Resilience

Resilience

Life is unpredictable – we often come across situations that are tougher than others; it is during these times our capacity to remain
balanced and adapt is tested the most. Issues such as job loss, financial problems, illness, natural disasters, medical emergencies, divorce, or the death of a loved one can all be overwhelming. The term ‘resilience’ is used to illustrate one’s ability to ‘bounce back’ (cope with or adapt) – a capacity to adapt to stress, hardship and the challenging circumstances, whilst maintaining a mental reservoir of strength.

Resilience does not eliminate stress or obliterate life’s challenges; it gives people the strength to tackle problems head-on, overcome adversity, and move on with their lives. Resilient people are able to utilize their skills and strengths to cope and recover from problems and challenges. This does not mean that they experience less anxiety, distress or grief than other people do; it means that they are able to handle such situations rather than become overwhelmed and dwell on the issues, sometimes even using unhealthy coping mechanisms to deal with them. People who are not resilient are often slower to recover from setbacks and may experience more psychological distress in the long term. Resilient people, on the other hand still experience the emotional pain, grief, and sense of loss that comes after a tragedy, but are able to work through such feelings and recover.

How do we develop resilience?

Some people are naturally able to adapt and work through challenges. Research shows that people are capable of learning the skills that it takes to become more resilient. A key factor that contributes to resilience is social support – having a sound support system in the way of family and friends goes along way…

Some other factors associated with resilience include:

  • Feeling positive about oneself and one’s abilities
  • Being able to make realistic plans and stick to them
  • Having an internal locus of control (the extent to which people feel that they have control over the events that
    influence their lives).
  • Having good communication skills
  • Viewing oneself as a fighter rather than a victim
  • Being able to manage one’s emotions effectively

Resilience in children

Developmental psychologists believe that some children develop resilience through natural process, while others need assistance (It is important to note that this doesn’t mean that those who require a little help will be less resilient over time compared to their counterparts).

Cultivating resilience is dependent on many factors and can take time. Furthermore, a child’s expression of sadness /emotional distress, particularly following a traumatic event, is normal.

Resilient children characteristically display the following qualities:

  • demonstrate a genuine interest in school
  • solve problems effectively
  • are assertive and capable of showing initiative
  • are empathetic toward others
  • are responsible and trustworthy
  • set and attain realistic goals
  • maintain a sense of purpose and a positive outlook on life
  • can act independently
  • ask for support when needed

Factors influencing resilience

The ability to seek support from family, friends, or even community-based programs when distressed is a common characteristic shared among resilient individuals. Parents and carers play a key role in developing resilience in their children.

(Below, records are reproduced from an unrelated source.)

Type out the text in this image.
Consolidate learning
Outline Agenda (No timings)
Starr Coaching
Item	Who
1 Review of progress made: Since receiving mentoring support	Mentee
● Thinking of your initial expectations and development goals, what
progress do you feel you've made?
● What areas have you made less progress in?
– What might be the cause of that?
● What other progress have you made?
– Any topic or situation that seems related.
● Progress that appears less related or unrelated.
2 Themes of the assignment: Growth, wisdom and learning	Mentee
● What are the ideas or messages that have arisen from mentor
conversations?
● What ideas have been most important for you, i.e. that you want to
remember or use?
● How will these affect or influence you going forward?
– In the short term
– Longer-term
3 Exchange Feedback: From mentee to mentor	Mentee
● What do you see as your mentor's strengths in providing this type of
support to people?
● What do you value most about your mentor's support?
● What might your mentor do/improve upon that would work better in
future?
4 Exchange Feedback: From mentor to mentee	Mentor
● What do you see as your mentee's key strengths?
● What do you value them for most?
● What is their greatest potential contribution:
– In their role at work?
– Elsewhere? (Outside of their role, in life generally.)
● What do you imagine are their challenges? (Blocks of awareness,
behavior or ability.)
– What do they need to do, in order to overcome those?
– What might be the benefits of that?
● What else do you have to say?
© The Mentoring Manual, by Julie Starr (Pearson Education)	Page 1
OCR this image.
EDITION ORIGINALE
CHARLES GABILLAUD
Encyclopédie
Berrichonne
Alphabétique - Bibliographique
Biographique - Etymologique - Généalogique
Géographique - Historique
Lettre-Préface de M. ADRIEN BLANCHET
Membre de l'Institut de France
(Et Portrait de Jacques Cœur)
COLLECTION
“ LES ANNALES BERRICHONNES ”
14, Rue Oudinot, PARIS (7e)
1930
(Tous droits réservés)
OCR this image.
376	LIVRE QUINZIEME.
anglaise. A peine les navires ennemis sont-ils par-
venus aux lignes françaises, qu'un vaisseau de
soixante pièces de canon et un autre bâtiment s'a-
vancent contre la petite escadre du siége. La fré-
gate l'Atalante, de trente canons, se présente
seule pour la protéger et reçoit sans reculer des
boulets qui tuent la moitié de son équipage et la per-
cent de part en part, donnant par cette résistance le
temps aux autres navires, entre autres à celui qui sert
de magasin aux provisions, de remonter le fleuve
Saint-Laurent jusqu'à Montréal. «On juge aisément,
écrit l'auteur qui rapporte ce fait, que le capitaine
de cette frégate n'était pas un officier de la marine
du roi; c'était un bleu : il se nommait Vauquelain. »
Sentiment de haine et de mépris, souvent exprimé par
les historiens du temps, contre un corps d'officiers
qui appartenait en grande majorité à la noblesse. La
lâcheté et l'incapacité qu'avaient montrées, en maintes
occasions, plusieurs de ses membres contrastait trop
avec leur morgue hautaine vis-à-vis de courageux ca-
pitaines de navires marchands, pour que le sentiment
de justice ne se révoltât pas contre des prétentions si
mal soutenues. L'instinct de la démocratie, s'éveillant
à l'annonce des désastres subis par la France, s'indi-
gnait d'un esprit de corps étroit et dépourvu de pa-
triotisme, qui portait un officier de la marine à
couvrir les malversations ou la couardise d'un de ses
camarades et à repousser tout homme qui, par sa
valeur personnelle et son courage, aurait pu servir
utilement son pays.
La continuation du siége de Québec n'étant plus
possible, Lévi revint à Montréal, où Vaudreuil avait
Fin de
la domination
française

Biological factors that impact upon resilience in children include:

  • General health: According to research resilient children acquire fewer childhood illnesses, have a robust physique, and maintain regular sleeping and eating patterns.
  • Genetic predisposition: Children who show a limited capacity for resilience may have parents with a history of personality disorders.
  • Temperament: Some researchers believe an infant’s easy temperament may have a positive influence on their ability to develop resilience during childhood.

External factors that impact upon resilience in children include:

  • Home environment: Evidence highlights that an organized, clean, and structured home is an optimal setting for the development of resilience.
  • Parenting styles: The development of resilience in young children has been linked to the establishment of rules and consistent expectations from an early age.